Baroness Warsi writes that secular Europe should be more comfortable with religion. In fact, she argues that Europe should recover its Christianity. When she meets the Pope, she writes:
I will be arguing for Europe to become more confident and more comfortable in its Christianity. The point is this: the societies we live in, the cultures we have created, the values we hold and the things we fight for all stem from centuries of discussion, dissent and belief in Christianity.
These values shine through our politics, our public life, our culture, our economics, our language and our architecture. And, as I will say today, you cannot and should not extract these Christian foundations from the evolution of our nations any more than you can or should erase the spires from our landscapes. . . .

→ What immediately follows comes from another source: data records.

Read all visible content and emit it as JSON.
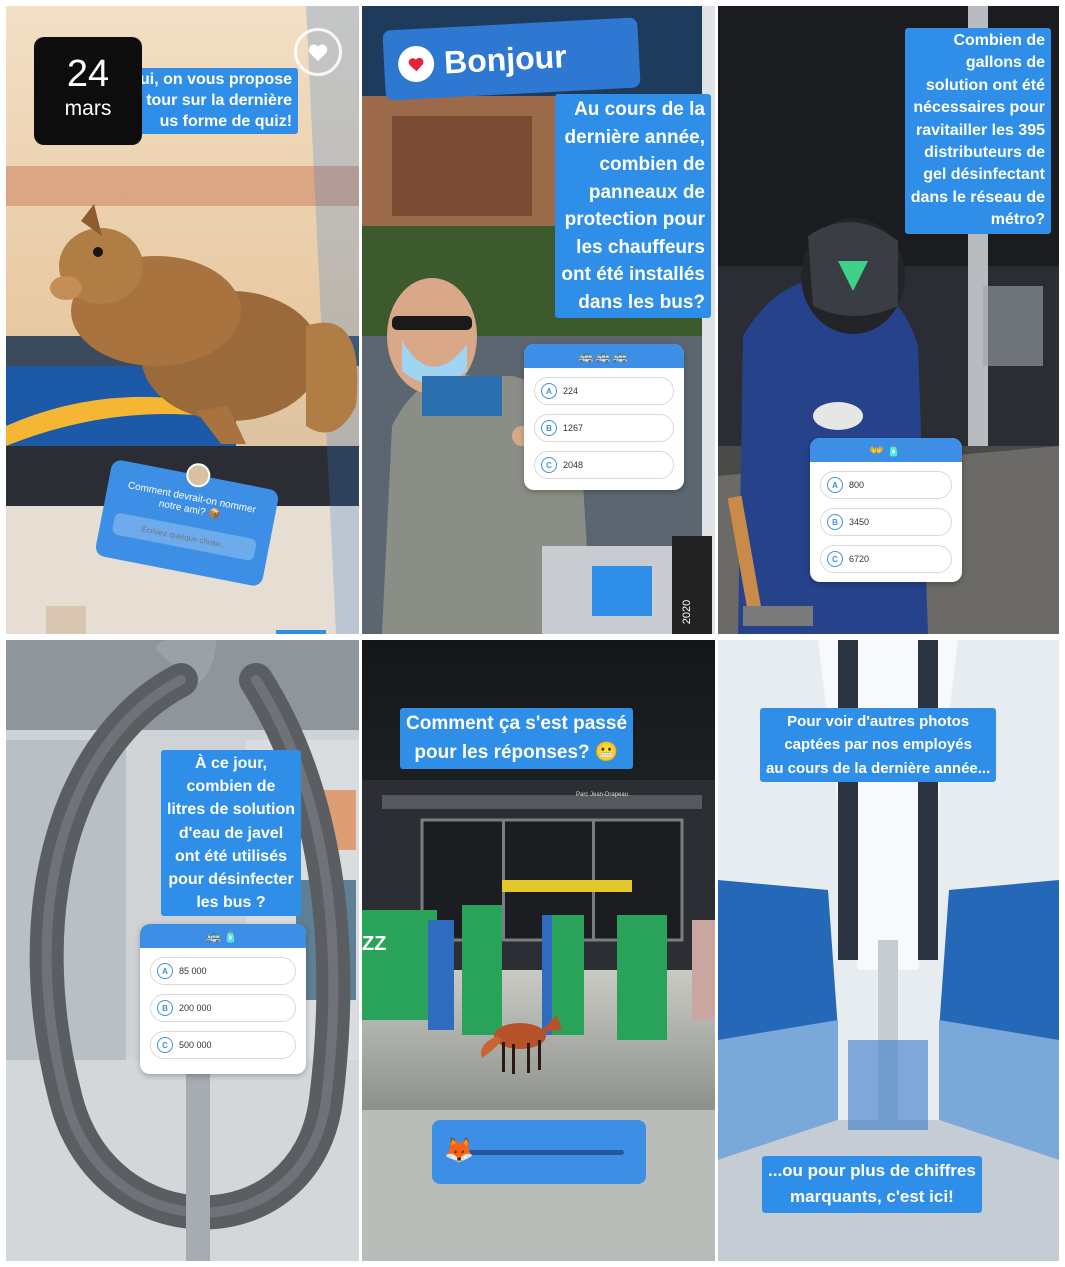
{
  "date_badge": {
    "day": "24",
    "month": "mars"
  },
  "panel1": {
    "caption_lines": [
      "ui, on vous propose",
      "tour sur la dernière",
      "us forme de quiz!"
    ],
    "question_sticker": {
      "text": "Comment devrait-on nommer notre ami? 📦",
      "placeholder": "Écrivez quelque chose..."
    }
  },
  "panel2": {
    "sign": "Bonjour",
    "caption_lines": [
      "Au cours de la",
      "dernière année,",
      "combien de",
      "panneaux de",
      "protection pour",
      "les chauffeurs",
      "ont été installés",
      "dans les bus?"
    ],
    "quiz": {
      "header_emoji": "🚌🚌🚌",
      "options": [
        {
          "letter": "A",
          "text": "224"
        },
        {
          "letter": "B",
          "text": "1267"
        },
        {
          "letter": "C",
          "text": "2048"
        }
      ]
    },
    "bus_year": "2020"
  },
  "panel3": {
    "caption_lines": [
      "Combien de",
      "gallons de",
      "solution ont été",
      "nécessaires pour",
      "ravitailler les 395",
      "distributeurs de",
      "gel désinfectant",
      "dans le réseau de",
      "métro?"
    ],
    "quiz": {
      "header_emoji": "👐🧴",
      "options": [
        {
          "letter": "A",
          "text": "800"
        },
        {
          "letter": "B",
          "text": "3450"
        },
        {
          "letter": "C",
          "text": "6720"
        }
      ]
    }
  },
  "panel4": {
    "caption_lines": [
      "À ce jour,",
      "combien de",
      "litres de solution",
      "d'eau de javel",
      "ont été utilisés",
      "pour désinfecter",
      "les bus ?"
    ],
    "quiz": {
      "header_emoji": "🚌🧴",
      "options": [
        {
          "letter": "A",
          "text": "85 000"
        },
        {
          "letter": "B",
          "text": "200 000"
        },
        {
          "letter": "C",
          "text": "500 000"
        }
      ]
    }
  },
  "panel5": {
    "caption_lines": [
      "Comment ça s'est passé",
      "pour les réponses? 😬"
    ],
    "station_sign": "Parc Jean-Drapeau",
    "slider": {
      "emoji": "🦊",
      "value_fraction": 0.0
    }
  },
  "panel6": {
    "caption_top_lines": [
      "Pour voir d'autres photos",
      "captées par nos employés",
      "au cours de la dernière année..."
    ],
    "caption_bottom_lines": [
      "...ou pour plus de chiffres",
      "marquants, c'est ici!"
    ]
  },
  "colors": {
    "caption_blue": "#2f8fe8",
    "quiz_blue": "#3d8fe6"
  }
}
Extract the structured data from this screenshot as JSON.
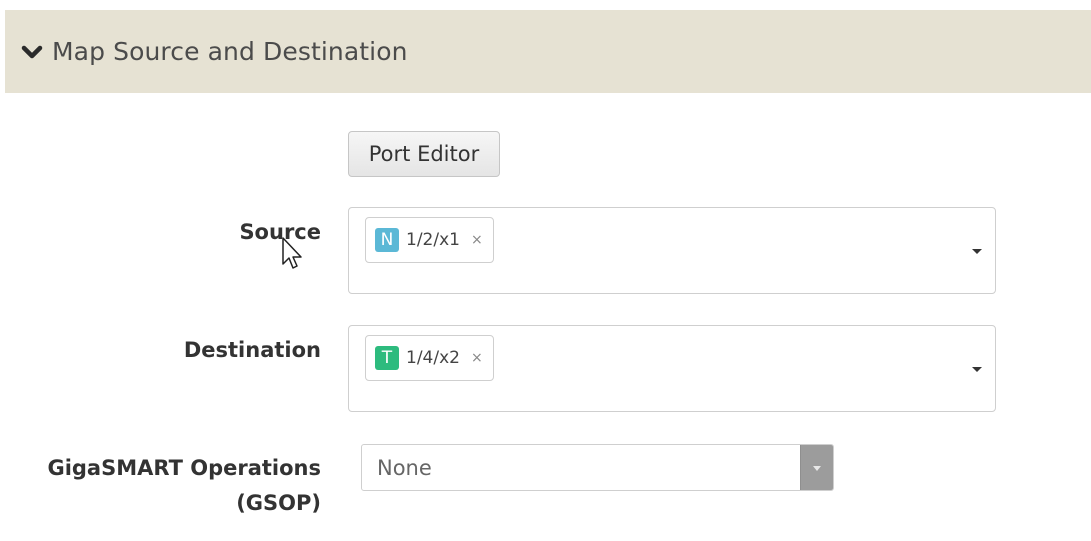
{
  "section": {
    "title": "Map Source and Destination",
    "toggle_icon": "chevron-down-icon"
  },
  "port_editor_button": "Port Editor",
  "source": {
    "label": "Source",
    "tags": [
      {
        "badge": "N",
        "badge_color": "#5bb8d6",
        "value": "1/2/x1",
        "remove": "×"
      }
    ]
  },
  "destination": {
    "label": "Destination",
    "tags": [
      {
        "badge": "T",
        "badge_color": "#2dbb7e",
        "value": "1/4/x2",
        "remove": "×"
      }
    ]
  },
  "gsop": {
    "label_line1": "GigaSMART Operations",
    "label_line2": "(GSOP)",
    "selected": "None"
  },
  "colors": {
    "header_bg": "#e6e2d3"
  }
}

Of course there is a crucial caveat to all of this. I am not calling for some kind of 21st century theocracy. Religious faith and its followers do not have the only answer. There will be times when politicians and faith leaders will disagree. What is more, secularism is not intrinsically damaging. My concern is when secularisation is pushed to an extreme, when it requires the complete removal of faith from the public sphere. So I am calling for a more open confidence in faith, where faith has a place at the table, though not an exclusive position.
What makes these sentiments somewhat surprising is that Baroness Warsi is a Muslim. In fact, she is the first Muslim woman to serve in a British cabinet. Her remarks are similar to those of Rabbi Jonathan Sacks, who last fall wrote nostalgically about his memories of growing up in the Christian Britain of the 1950s. At least for some members of minority faiths in Britain, it seems, a faith-based culture — even if the faith is not one’s own — is preferable to a militantly secular culture in which all faith is deprecated.